Между тем Пикассо продолжает удерживать внимание публики:
– Свобода воображения, вот что нам нужно… Разве у первобытных людей были каноны, которых следует придерживаться? Нет. Чем они вдохновлялись? Только своей душой, которая была проста.
Тут Джино прерывает разговор:
– Пабло, значит, ты против новизны? Мы все должны стать как первобытные люди?

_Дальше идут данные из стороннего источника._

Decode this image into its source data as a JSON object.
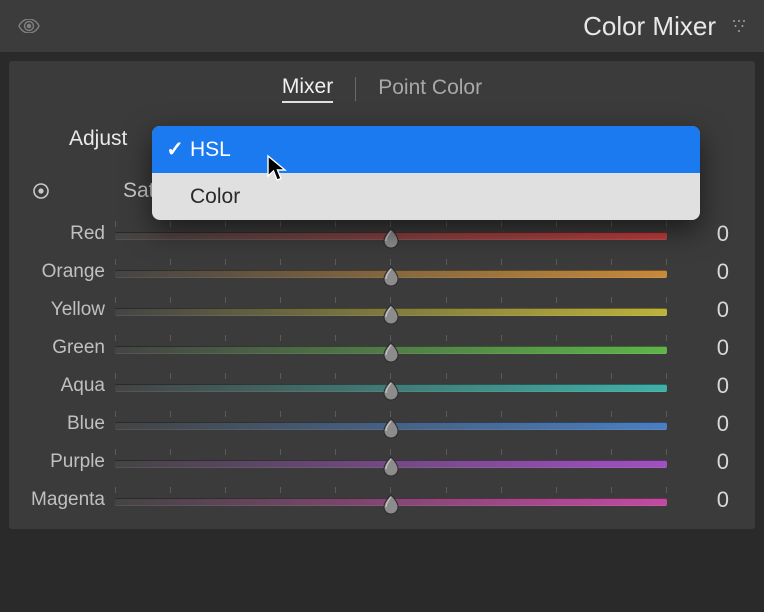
{
  "panel": {
    "title": "Color Mixer"
  },
  "tabs": {
    "mixer": "Mixer",
    "point_color": "Point Color"
  },
  "adjust": {
    "label": "Adjust"
  },
  "dropdown": {
    "options": [
      {
        "label": "HSL",
        "selected": true
      },
      {
        "label": "Color",
        "selected": false
      }
    ]
  },
  "section": {
    "label": "Saturation"
  },
  "sliders": [
    {
      "label": "Red",
      "value": "0",
      "grad": "grad-red"
    },
    {
      "label": "Orange",
      "value": "0",
      "grad": "grad-orange"
    },
    {
      "label": "Yellow",
      "value": "0",
      "grad": "grad-yellow"
    },
    {
      "label": "Green",
      "value": "0",
      "grad": "grad-green"
    },
    {
      "label": "Aqua",
      "value": "0",
      "grad": "grad-aqua"
    },
    {
      "label": "Blue",
      "value": "0",
      "grad": "grad-blue"
    },
    {
      "label": "Purple",
      "value": "0",
      "grad": "grad-purple"
    },
    {
      "label": "Magenta",
      "value": "0",
      "grad": "grad-magenta"
    }
  ]
}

– Нет. Но искусство должно идти от спонтанности, инстинктов и страсти. О чем думал человек в своей пещере? Что он изображал? Вот что нас должно интересовать. Я понял одну важную вещь: первобытные люди были как дети, а в каждом ребенке живет художник, который ищет что-то. Проблема заключается в том, чтобы постараться остаться детьми, даже будучи взрослыми. Поймите: первобытная культура не стремится изобразить красоту, она и есть красота; так же как она не стремится изобразить святое, она сама по себе и есть это святое. Если ребенку показать маску – он не задается вопросом, красивая ли она; он просто ее надевает.
– Но мы живем в современном обществе.
– Придумаем маски, сочетающие в себе первобытность и современность.
– Это мне нравится.
– Видите, как легко осчастливить итальянца? – Пикассо улыбается окружающим.

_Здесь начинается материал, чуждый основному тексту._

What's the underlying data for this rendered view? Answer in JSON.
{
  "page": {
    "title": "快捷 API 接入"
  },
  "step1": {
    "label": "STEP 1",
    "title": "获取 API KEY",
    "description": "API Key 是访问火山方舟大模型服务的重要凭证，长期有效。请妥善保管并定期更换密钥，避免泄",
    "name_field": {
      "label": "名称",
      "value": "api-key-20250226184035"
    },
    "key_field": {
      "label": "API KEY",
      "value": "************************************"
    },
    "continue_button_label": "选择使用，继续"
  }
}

– Дорогой Пабло, все новое будет рождаться именно в Италии.
– Да, мне об этом говорили. Вы любите механизмы и фабрики, а мы, испанцы, – крестьяне и скотоводы с привычкой убивать быков. Нас очаровывает конфликт природы и культуры.

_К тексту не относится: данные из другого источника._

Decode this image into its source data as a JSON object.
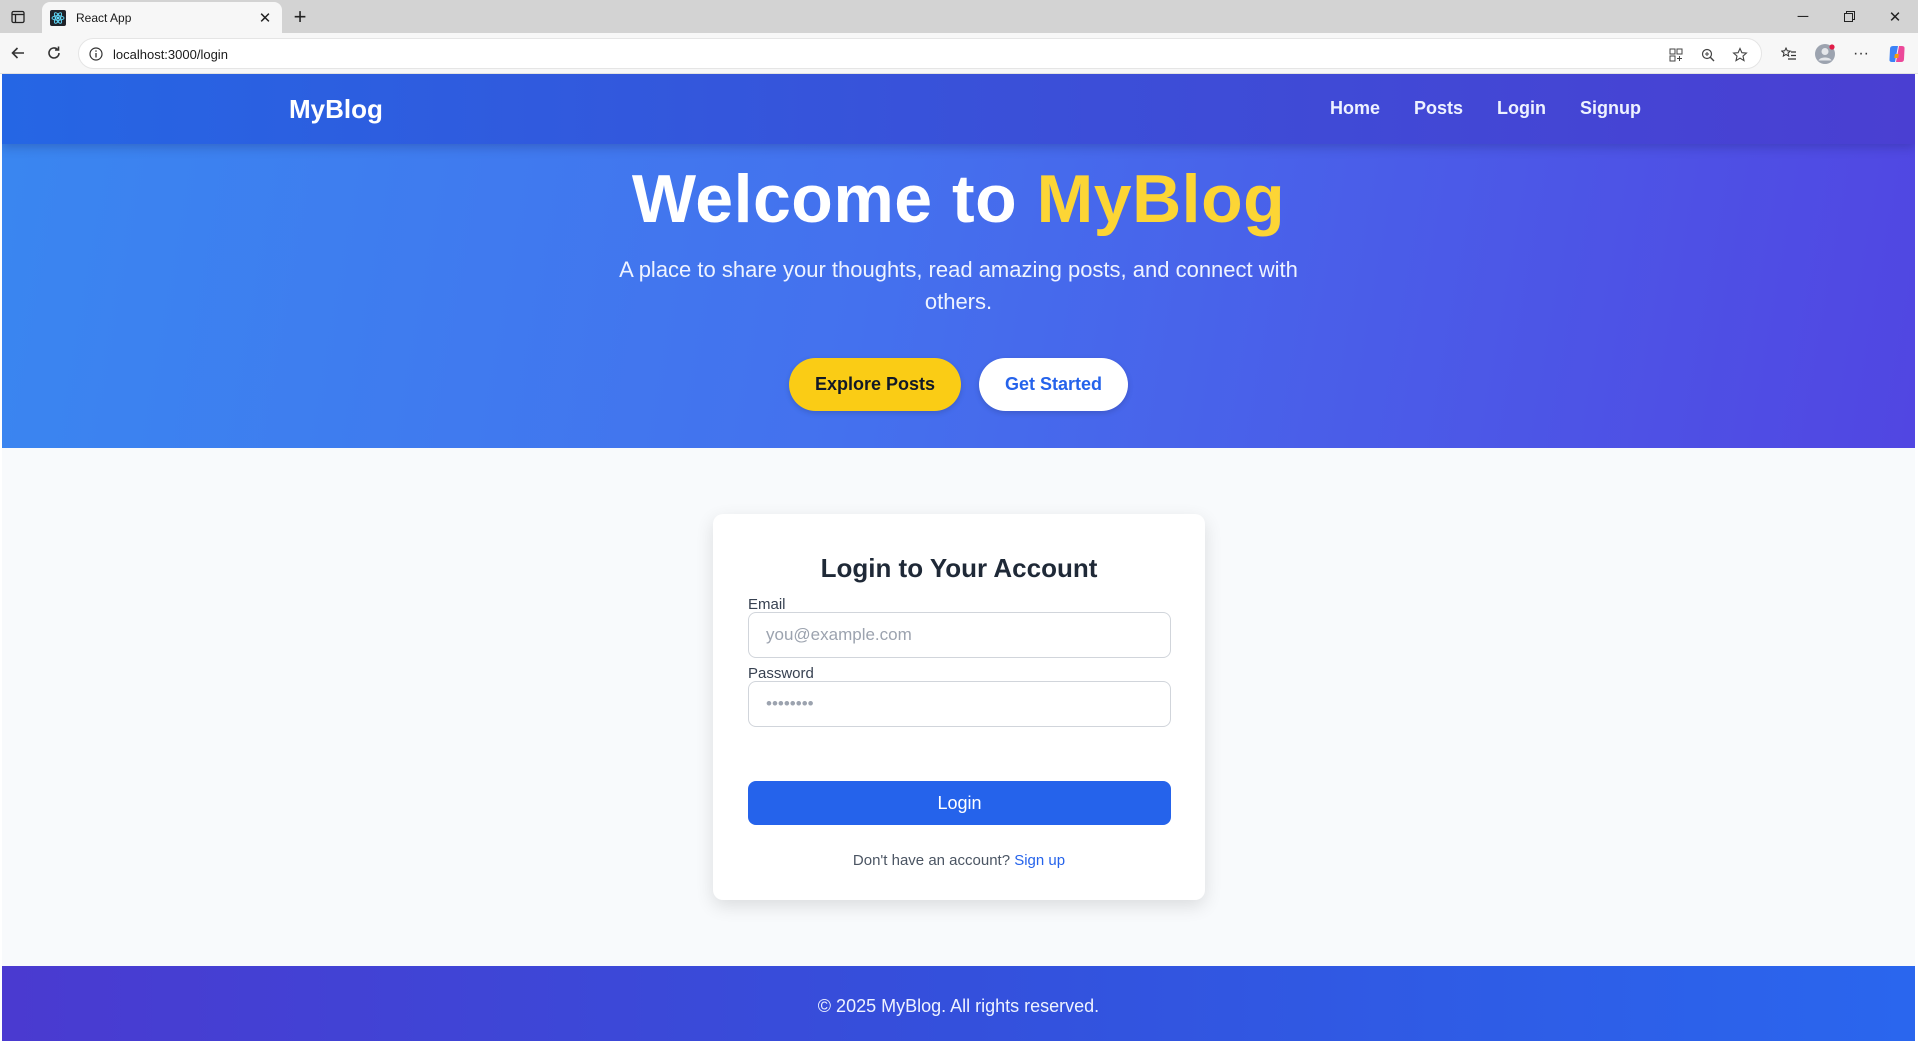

Ораторский дар Пикассо, как и его ирония и сарказм, Джино не по плечу. Равновесие дискуссии нарушено и тем, что аудитория ловит каждое слово испанца. Я осмеливаюсь высказаться:
– Над природой и культурой всегда берет верх божественное.
Все оборачиваются ко мне, лица Пикассо и его друзей выражают одинаковую мысль: кто это такой?
– Мифы – это отображение божественности. Чем дальше мы заглянем в прошлое, тем большее количество богов увидим; достаточно вспомнить Египет.
Всеобщее молчание.
– Как известно, самая древняя религия – анимизм. Вера в то, что душа есть у всех объектов – у человека, животных, предметов… особенно у таких символических, как рисунки, картины и скульптуры.
Снова тишина; наконец, Пикассо спрашивает:
– Как тебя зовут?
– Амедео Модильяни.
– Ты верующий?
– Я не знаю.
– Ты изучал религии?
– Я изучал все понемногу.
– А откуда ты знаешь про душу?
– Я знаю то, что знают все.
– То есть?
– Душа проявляется через чувства.
– Ты уверен?
– Да.
– Через чувства, а не через распятие?
– Я склонен полагать, что через чувства; возможно, потому, что я еврей.
Пикассо разглядывает меня с улыбкой, остальные перешептываются. Только трое моих друзей стоят неподвижно и наблюдают за мной. Джино вынужден уступить мне роль актера второго плана, между тем как бесспорным главным действующим лицом остается испанец.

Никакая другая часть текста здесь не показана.